AI Agent · Productivity Automation
AI Personal Assistant
Building an agentic AI to understand where it earns trust, and where it doesn't.
Agentic AI is one of the most overhyped and under-examined categories in product development. Every AI company is pitching agents that can 'do work autonomously', but few have been honest about where agents break trust, require human oversight, and cause more harm than help when they act without confirmation. I built a personal AI assistant not because I needed one, but because operating one in a real context was the only way to develop an accurate intuition about agentic failure modes.
- 1.Task Orchestration: Build an agent that can break compound tasks into steps, execute them in sequence, and handle partial failures without abandoning the full task.
- 2.Context Management: Design the context window strategy for multi-turn, multi-day workflows, where the agent needs to remember decisions made in previous sessions.
- 3.Trust Boundary Mapping: Document empirically where agentic AI earns trust (routine, low-stakes, reversible actions) versus where it requires a human in the loop (irreversible, high-stakes, or ambiguous intent).
- 4.Guardrail Architecture: Design a guardrail system that applies different confirmation requirements based on action category, not a blanket 'confirm everything' that defeats the purpose of automation.

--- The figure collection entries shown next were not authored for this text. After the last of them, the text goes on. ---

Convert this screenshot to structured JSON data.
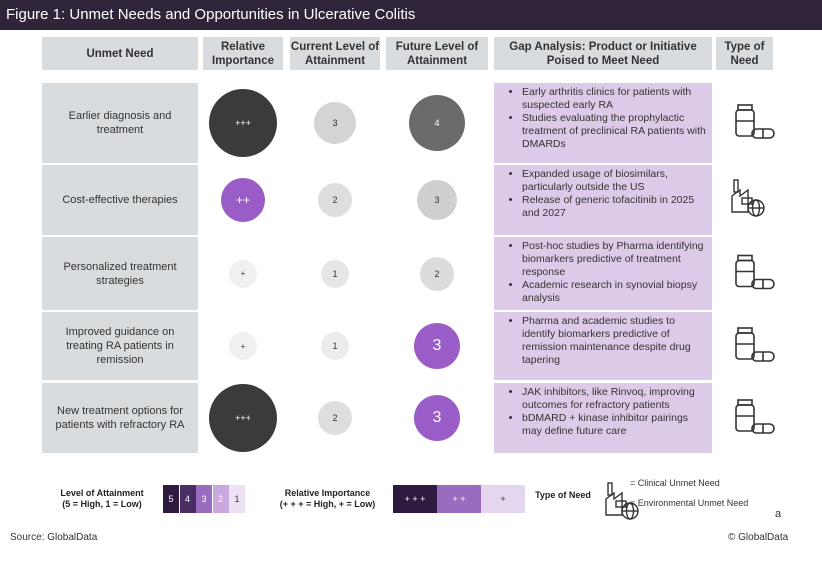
{
  "title": "Figure 1: Unmet Needs and Opportunities in Ulcerative Colitis",
  "table": {
    "headers": [
      "Unmet Need",
      "Relative Importance",
      "Current Level of Attainment",
      "Future Level of Attainment",
      "Gap Analysis: Product or Initiative Poised to Meet Need",
      "Type of Need"
    ],
    "rows": [
      {
        "need": "Earlier diagnosis and treatment",
        "importance": "+++",
        "current": "3",
        "future": "4",
        "gap": [
          "Early arthritis clinics for patients with suspected early RA",
          "Studies evaluating the prophylactic treatment of preclinical RA patients with DMARDs"
        ]
      },
      {
        "need": "Cost-effective therapies",
        "importance": "++",
        "current": "2",
        "future": "3",
        "gap": [
          "Expanded usage of biosimilars, particularly outside the US",
          "Release of generic tofacitinib in 2025 and 2027"
        ]
      },
      {
        "need": "Personalized treatment strategies",
        "importance": "+",
        "current": "1",
        "future": "2",
        "gap": [
          "Post-hoc studies by Pharma identifying biomarkers predictive of treatment response",
          "Academic research in  synovial biopsy analysis"
        ]
      },
      {
        "need": "Improved guidance on treating RA patients in remission",
        "importance": "+",
        "current": "1",
        "future": "3",
        "gap": [
          "Pharma and academic studies to identify biomarkers predictive of remission maintenance despite drug tapering"
        ]
      },
      {
        "need": "New treatment options for patients with refractory RA",
        "importance": "+++",
        "current": "2",
        "future": "3",
        "gap": [
          "JAK inhibitors, like Rinvoq, improving outcomes for refractory patients",
          "bDMARD + kinase inhibitor pairings may define future care"
        ]
      }
    ]
  },
  "legend": {
    "attainment_label": "Level of Attainment",
    "attainment_note": "(5 = High, 1 = Low)",
    "attainment_levels": [
      "5",
      "4",
      "3",
      "2",
      "1"
    ],
    "importance_label": "Relative Importance",
    "importance_note": "(+ + + = High, + = Low)",
    "importance_levels": [
      "+ + +",
      "+ +",
      "+"
    ],
    "type_label": "Type of Need",
    "clinical": "= Clinical Unmet Need",
    "environmental": "= Environmental Unmet Need",
    "mark": "a"
  },
  "footer": {
    "source": "Source: GlobalData",
    "copyright": "© GlobalData"
  }
}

- ◆Real Workflow Integration: Deployed the assistant into actual personal and professional workflows for 90 days, not a demo environment, but real tasks with real consequences.
- ◆Failure Logging: Maintained a structured log of every agent failure, categorising by failure type, task category, and whether a human-in-the-loop checkpoint would have prevented it.
- ◆Trust Calibration: Developed a trust scoring framework for action categories, mapping each to an autonomy level (full auto, confirmation required, human-only).
- ◆Guardrail Iteration: Iterated the guardrail design based on 90-day failure log analysis, converging on a minimal set of hard stops that prevented the high-severity failures without killing automation value.
The failure mode that shows up most in production agents isn't the dramatic one, it isn't the agent sending the wrong email or deleting the wrong file. It's confident mediocrity: the agent completing a task in a way that's technically correct but wrong in context. It answered the literal question instead of the implied question. It scheduled the meeting without checking the agenda. It summarised the document without noting the anomaly that a human reader would have flagged. These failures are hard to prevent with guardrails alone, they require the agent to have a model of what 'good' looks like, not just 'done'.
The most useful output from this project wasn't the assistant itself, it was clarity on where agentic AI earns trust and what guardrails actually need to look like in practice. That understanding directly shapes how I evaluate and spec agentic AI products.
Hands-on intuition about agentic AI failure modes that no amount of reading about it can replace.